Incarcéré à la Maison d’arrêt et de correction des armées (Maca) pendant plus de deux ans, soit depuis le 29 septembre 2015, l’ancien ministre burkinabè des Affaires étrangères Djibrill Y. Bassolé, après avoir essuyé plusieurs refus, a obtenu une liberté provisoire, le 10 octobre dernier. Placé en résidence surveillée, contre la logique de la décision du juge, il continue de demander à être évacué vers un plateau de soins adéquat pour soigner ses soucis cardiaques.
En attendant le procès du putsch manqué de septembre 2015, dans lequel il est accusé de trahison, la seule charge retenue contre lui, dans la myriade de chefs d’accusation initialement portées contre lui, celui dont le groupe de travail de l’Onu sur la détention arbitraire, avait demandé la libération immédiate, a simplement été transféré de la prison à la…prison. C’est, du reste, l’avis des militants de la Nouvelle alliance du Faso (Nafa), parti d’opposition, proche de Djibrill Bassolé, qui a crié à la «séquestration» de l’ancien ministre, dès le 10 octobre dernier, jour où accord a été donné par le président de la chambre de contrôle du tribunal militaire de mettre en liberté provisoire, le premier général de la gendarmerie nationale. Pendant que certains s’élevaient contre cette décision judiciaire, ce qui a indigné des partis politiques d’opposition, des militants d’organisation de défense des droits de l’homme et des citoyens lambda, c’est ce qu’ils qualifient d’ «immixtion grossière» de l’exécutif dans le judiciaire.
Qu’est-ce qui a bien pu motiver le gouvernement à aller à l’encontre de la décision du juge pour mettre Djibrill Bassolé en résidence surveillée, dans une villa isolée où son premier visiteur fut un serpent, mécontent sans doute d’avoir été dérangé par un locataire inattendu? Fort heureusement le reptile, avant d’avoir eu le temps de s’en prendre au «libéré provisoirement sous haute surveillance» a été délogé par les «anges gardiens» super armés de Djibrill Bassolé. Mais l’ancien ministre des Affaires étrangères n’aura pas ce droit lui d’aller voir ailleurs, lui qui a demandé en vain à rejoindre son domicile d’avant Maca, comme l’ont fait tous ceux qui avant lui ont bénéficié de la liberté provisoire dans la même affaire de putsch manqué. Pire il aura même la chance de suivre en live l’installation de barbelés flambant neufs sur le mur de clôture de sa nouvelle prison. Car c’est bien une «nouvelle prison» qu’il a intégré, même si lui-même affirme le contraire, notant que c’est un dispositif sans doute mis en place pour sa protection.

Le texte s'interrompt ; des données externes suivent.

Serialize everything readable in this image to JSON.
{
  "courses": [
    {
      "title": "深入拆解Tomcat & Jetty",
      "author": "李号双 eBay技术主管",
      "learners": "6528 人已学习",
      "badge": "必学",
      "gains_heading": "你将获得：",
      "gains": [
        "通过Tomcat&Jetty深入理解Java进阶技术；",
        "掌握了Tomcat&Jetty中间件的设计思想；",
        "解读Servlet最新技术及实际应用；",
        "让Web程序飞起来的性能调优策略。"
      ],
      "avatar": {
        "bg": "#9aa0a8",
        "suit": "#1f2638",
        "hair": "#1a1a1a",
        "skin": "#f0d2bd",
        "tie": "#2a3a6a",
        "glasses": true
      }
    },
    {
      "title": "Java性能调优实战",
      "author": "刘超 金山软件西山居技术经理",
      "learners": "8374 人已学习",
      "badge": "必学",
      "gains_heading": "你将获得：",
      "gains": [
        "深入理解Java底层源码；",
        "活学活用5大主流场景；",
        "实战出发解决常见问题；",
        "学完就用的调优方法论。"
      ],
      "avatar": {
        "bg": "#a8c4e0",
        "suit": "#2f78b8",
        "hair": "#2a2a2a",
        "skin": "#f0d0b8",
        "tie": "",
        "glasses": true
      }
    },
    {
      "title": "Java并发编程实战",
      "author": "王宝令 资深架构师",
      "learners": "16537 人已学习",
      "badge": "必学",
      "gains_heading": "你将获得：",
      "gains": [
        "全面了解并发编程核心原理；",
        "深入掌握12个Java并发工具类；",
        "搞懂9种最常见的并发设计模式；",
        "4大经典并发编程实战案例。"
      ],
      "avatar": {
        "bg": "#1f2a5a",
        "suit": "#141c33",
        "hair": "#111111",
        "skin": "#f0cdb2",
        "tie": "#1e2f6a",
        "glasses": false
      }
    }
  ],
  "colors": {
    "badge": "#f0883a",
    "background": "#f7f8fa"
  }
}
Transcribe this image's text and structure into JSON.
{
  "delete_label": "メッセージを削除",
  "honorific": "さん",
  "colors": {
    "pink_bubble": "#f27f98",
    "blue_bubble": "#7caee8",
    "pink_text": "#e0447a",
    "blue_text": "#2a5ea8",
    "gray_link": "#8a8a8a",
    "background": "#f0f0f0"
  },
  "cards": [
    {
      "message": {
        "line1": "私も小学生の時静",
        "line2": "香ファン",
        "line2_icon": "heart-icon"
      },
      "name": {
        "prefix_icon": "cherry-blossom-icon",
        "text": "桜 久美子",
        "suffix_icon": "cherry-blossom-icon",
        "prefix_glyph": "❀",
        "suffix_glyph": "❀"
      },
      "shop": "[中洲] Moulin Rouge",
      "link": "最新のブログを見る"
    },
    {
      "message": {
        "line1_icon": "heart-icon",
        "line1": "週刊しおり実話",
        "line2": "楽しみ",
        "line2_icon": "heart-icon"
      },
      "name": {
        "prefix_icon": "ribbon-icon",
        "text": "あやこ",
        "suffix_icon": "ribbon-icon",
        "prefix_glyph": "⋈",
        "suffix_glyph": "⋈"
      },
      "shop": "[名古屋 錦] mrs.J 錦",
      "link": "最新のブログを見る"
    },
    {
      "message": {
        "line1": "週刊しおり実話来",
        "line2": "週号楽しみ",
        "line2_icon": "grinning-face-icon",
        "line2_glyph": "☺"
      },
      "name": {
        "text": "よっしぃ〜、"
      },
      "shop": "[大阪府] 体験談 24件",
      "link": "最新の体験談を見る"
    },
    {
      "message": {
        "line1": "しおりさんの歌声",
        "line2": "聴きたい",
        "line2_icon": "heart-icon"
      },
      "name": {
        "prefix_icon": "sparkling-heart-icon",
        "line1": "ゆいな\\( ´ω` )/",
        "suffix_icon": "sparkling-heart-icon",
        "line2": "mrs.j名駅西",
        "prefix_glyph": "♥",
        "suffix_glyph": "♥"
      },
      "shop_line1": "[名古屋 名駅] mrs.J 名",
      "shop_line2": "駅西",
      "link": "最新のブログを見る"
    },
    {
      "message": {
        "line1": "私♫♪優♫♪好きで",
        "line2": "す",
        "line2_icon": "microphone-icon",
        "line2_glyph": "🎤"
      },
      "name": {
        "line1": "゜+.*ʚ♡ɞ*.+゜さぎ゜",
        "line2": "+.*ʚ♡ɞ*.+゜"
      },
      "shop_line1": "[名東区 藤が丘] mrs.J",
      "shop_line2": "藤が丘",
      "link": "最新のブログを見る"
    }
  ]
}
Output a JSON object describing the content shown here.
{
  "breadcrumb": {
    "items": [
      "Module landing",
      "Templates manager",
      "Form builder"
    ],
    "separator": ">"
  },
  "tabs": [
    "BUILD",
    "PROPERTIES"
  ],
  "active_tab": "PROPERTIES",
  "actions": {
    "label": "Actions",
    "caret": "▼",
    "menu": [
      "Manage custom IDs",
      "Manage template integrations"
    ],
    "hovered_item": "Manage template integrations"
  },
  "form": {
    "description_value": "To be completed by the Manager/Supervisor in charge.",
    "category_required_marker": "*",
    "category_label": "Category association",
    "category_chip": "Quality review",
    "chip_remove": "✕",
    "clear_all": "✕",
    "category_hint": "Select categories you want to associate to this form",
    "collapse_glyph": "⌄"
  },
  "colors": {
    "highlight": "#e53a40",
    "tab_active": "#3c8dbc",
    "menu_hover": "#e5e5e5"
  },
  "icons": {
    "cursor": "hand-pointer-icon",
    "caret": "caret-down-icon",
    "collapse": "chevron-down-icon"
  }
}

Les mesures drastiques prises par le ministre de la Défense dans un arrêté du 13 octobre 2017, qui ressemblent plus à des règlements d’une prison que d’un «domicile de libéré provisoire» font-elles partie de l’arsenal de cette protection qu’évoque l’ancien ministre des affaires étrangères? Si oui, tel ne semble pas être l’avis des avocats de celui qui est considéré de plus en plus comme un prisonnier politique. En effet, de sources généralement bien informées, les conseils de Djibrill Bassolé pourraient bientôt introduire un recours contre cet arrêté ministériel qui vient renforcer une «résidence surveillée» vue par certains comme en déphasage avec la constitution de notre pays. Dans la même logique, comment seront appréciées les nouvelles mesures du pouvoir en place par le groupe de travail de l’Onu sur la détention arbitraire qui travaille en étroite intelligence avec l’Etat burkinabè sur le cas Djibrill Bassolé? En attendant, les problèmes coronariens dont il souffre et qui ont nécessité ces multiples demandes de liberté provisoire pour aller se soigner sur un plateau adéquat continuent de hanter le quotidien de Djibrill Bassolé et de ses proches.